Description: As discussed in Bug 92161, we should modify SwIoSystem::IsDetectableText so that if none of the encodings we explicitly check for match, we can consider falling back to whatever ucsdet_getName (from icu library) returns (provided LO supports it). We can use ucsdet_getConfidence to filter out anything below a certain confidence threshold. Steps to Reproduce: 1. Save a text file as one of the encodings we don't detect, e.g. EUC-KR with some Korean text pasted in 2. open the file in LO Writer. Actual Results: It should display incorrectly as it is assumed to be Unicode or some other encoding Expected Results: the filetype is correctly deterined and it displays happily Reproducible: Always User Profile Reset: No Additional Info: see desc
Draft PR:https://gerrit.libreoffice.org/c/core/+/127539 tests to follow
Created attachment 177149 [details] File encoded in EUC-KR
Sorry forgot to update this, current status is that I have a PR which worked fine under Linux with make check, but the Windows build failed in CI. I'm currently setting up a Windows build environment to investigate this.

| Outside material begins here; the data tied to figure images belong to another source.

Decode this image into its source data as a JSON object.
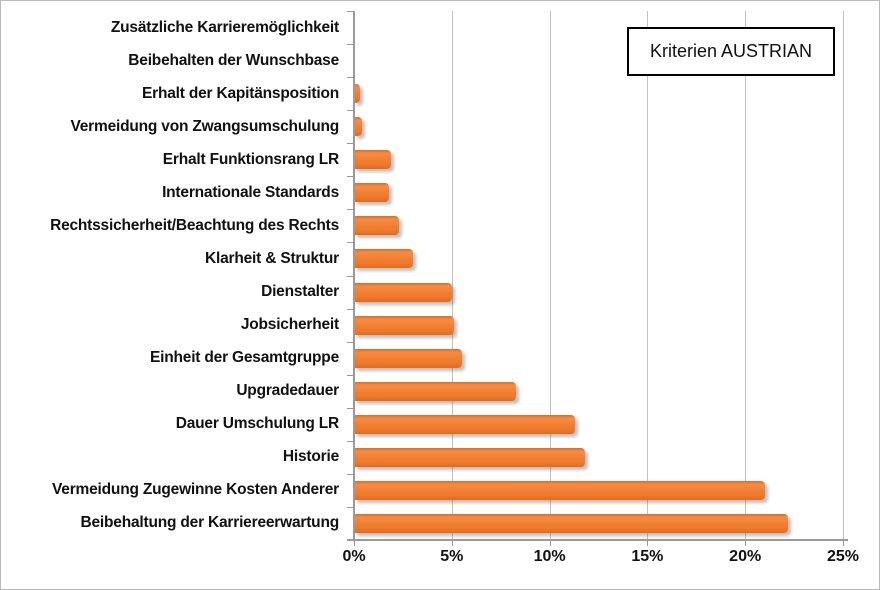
{
  "chart_data": {
    "type": "bar",
    "orientation": "horizontal",
    "title": "",
    "legend": {
      "label": "Kriterien AUSTRIAN",
      "position": "top-right"
    },
    "categories": [
      "Zusätzliche Karrieremöglichkeit",
      "Beibehalten der Wunschbase",
      "Erhalt der Kapitänsposition",
      "Vermeidung von Zwangsumschulung",
      "Erhalt Funktionsrang LR",
      "Internationale Standards",
      "Rechtssicherheit/Beachtung des Rechts",
      "Klarheit  & Struktur",
      "Dienstalter",
      "Jobsicherheit",
      "Einheit der Gesamtgruppe",
      "Upgradedauer",
      "Dauer Umschulung LR",
      "Historie",
      "Vermeidung Zugewinne Kosten Anderer",
      "Beibehaltung der Karriereerwartung"
    ],
    "values": [
      0,
      0,
      0.3,
      0.4,
      1.9,
      1.8,
      2.3,
      3.0,
      5.0,
      5.1,
      5.5,
      8.3,
      11.3,
      11.8,
      21.0,
      22.2
    ],
    "value_unit": "%",
    "x_ticks": [
      "0%",
      "5%",
      "10%",
      "15%",
      "20%",
      "25%"
    ],
    "x_tick_values": [
      0,
      5,
      10,
      15,
      20,
      25
    ],
    "xlim": [
      0,
      25
    ],
    "grid": "vertical major gridlines on",
    "colors": {
      "bar": "#ED7D31",
      "axis": "#9A9A9A",
      "gridline": "#C2C2C2",
      "label_text": "#111111",
      "legend_border": "#000000",
      "background": "#FFFFFF"
    }
  }
}
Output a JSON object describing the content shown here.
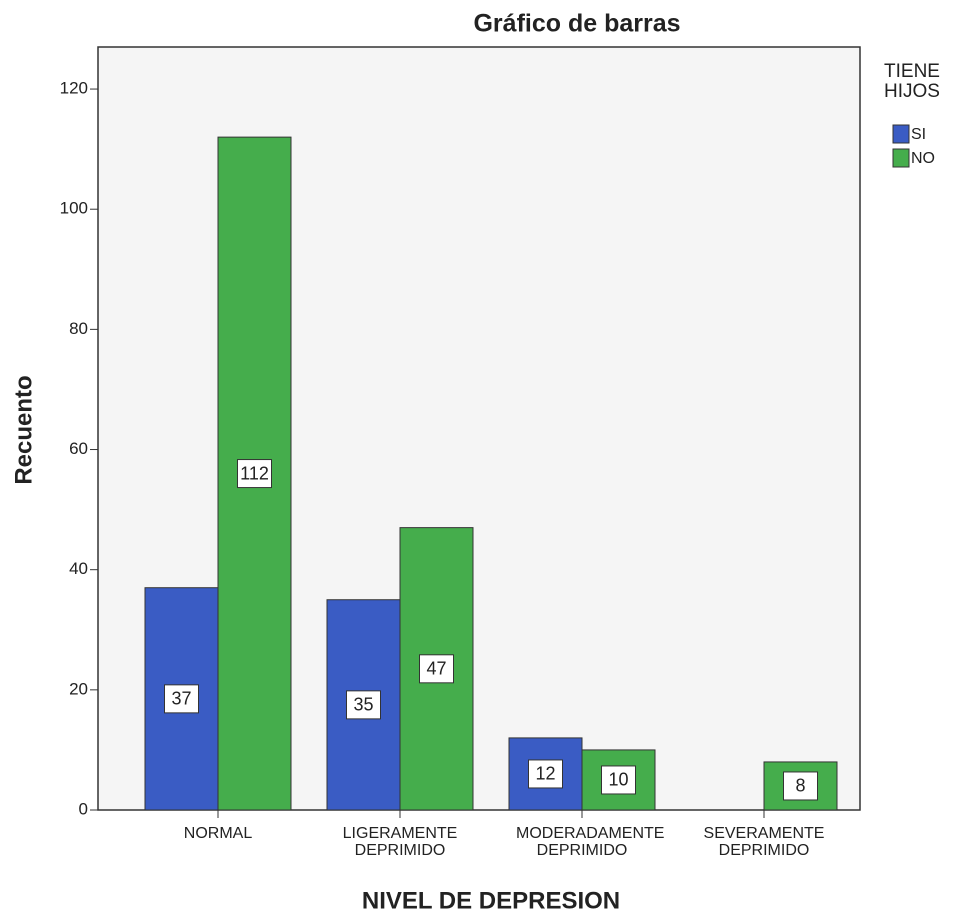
{
  "chart_data": {
    "type": "bar",
    "title": "Gráfico de barras",
    "x_label": "NIVEL DE DEPRESION",
    "y_label": "Recuento",
    "categories": [
      "NORMAL",
      "LIGERAMENTE DEPRIMIDO",
      "MODERADAMENTE DEPRIMIDO",
      "SEVERAMENTE DEPRIMIDO"
    ],
    "legend_title": "TIENE HIJOS",
    "series": [
      {
        "name": "SI",
        "color": "#3a5cc4",
        "values": [
          37,
          35,
          12,
          null
        ]
      },
      {
        "name": "NO",
        "color": "#45ad4c",
        "values": [
          112,
          47,
          10,
          8
        ]
      }
    ],
    "ylim": [
      0,
      127
    ],
    "yticks": [
      0,
      20,
      40,
      60,
      80,
      100,
      120
    ],
    "legend": "right"
  }
}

Dear Daniel Thomas, This bug has been in ASSIGNED status for more than 3 months without any activity. Resetting it to NEW. Please assign it back to yourself if you're still working on this.
Have rebased again:https://gerrit.libreoffice.org/c/core/+/127539 and this is ready for test, the Windows test bug is fixed too - see details in the Gerrit comments. Note that the CONFIDENCE_THRESHOLD is arbitrarily set to 90%, which could be changed, I didn't know what to set it to. Note that even setting it to 100% would be helpful and an improvement over the detection currently done.